Keyphrase extraction is defined as the problem of automatically extracting descriptive phrases or concepts from documents. Keyphrases for a document act as a concise summary of the document and have been successfully used in many applications such as query formulation, document clustering, classification, recommendation, indexing, and summarization. Previous approaches to keyphrase extraction generally use the textual content of a target document or a local neighborhood that consists of textually-similar documents. We posit that, in addition to a document’s textual content and textually-similar neighbors, other informative neighborhoods exist that have the potential to improve keyphrase extraction. For example, in a scholarly domain, research papers are not isolated. Rather, they are highly inter-connected in giant citation networks, in which papers cite or are cited by other papers in appropriate citation contexts, i.e., short text segments surrounding a citation’s mention. These contexts often serve as brief summaries of a cited paper. We effectively exploit the information available in document networks and show remarkable improvements in the performance of our models over strong baselines in both supervised and unsupervised settings. Through our research, we identify several aspects of the keyphrase extraction task that bring additional challenges, including the subjectivity of keyphrase assignment, which we quantify by crowdsourcing keyphrases for news and fashion magazine articles with many annotators per document.

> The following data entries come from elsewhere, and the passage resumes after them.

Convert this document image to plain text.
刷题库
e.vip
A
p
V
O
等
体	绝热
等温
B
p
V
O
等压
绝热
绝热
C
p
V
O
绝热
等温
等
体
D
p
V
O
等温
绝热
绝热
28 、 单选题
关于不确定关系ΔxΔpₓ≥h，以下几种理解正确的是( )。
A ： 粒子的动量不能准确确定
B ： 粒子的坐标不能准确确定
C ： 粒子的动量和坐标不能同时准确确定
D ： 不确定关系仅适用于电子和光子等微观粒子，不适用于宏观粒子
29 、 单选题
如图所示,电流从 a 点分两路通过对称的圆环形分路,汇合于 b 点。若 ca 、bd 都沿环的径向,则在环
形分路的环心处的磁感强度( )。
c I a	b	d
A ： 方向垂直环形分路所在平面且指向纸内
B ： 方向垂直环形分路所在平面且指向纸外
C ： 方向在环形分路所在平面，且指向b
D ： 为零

Cornelia Caragea is an Assistant Professor at the University of North Texas in the Computer Science and Engineering department, where she directs the Machine Learning group. Her research interests lie at the intersection of artificial intelligence, machine learning, information retrieval, and natural language processing, with applications to text and image analysis, scientific data analysis, and social media. She has published research papers in prestigious venues such as AAAI, IJCAI, WWW, EMNLP, ICDM, and ACM Transactions on the Web. Cornelia reviewed for many journals including Nature, ACM TIST, JAIR, and IEEE TKDE, served on several NSF panels, and was a program committee member for top conferences such as AAAI, IJCAI, ACL, NAACL, EMNLP, and SIGIR. She also organized several workshops on scholarly big data in conferences such as IJCAI, AAAI, and IEEE BigData. Cornelia earned a Bachelor of Science degree in Computer Science and Mathematics from the University of Bucharest, and a Ph.D. in Computer Science from the Iowa State University. Prior to joining the University of North Texas in Fall 2012, she was a post-doctoral researcher at the Pennsylvania State University.

         Date:        Friday, April 14th, 2017

         Time:       11:00am to 12:00pm

         Location:  ECSS 2.410

         Refreshments  will be served at 10:45am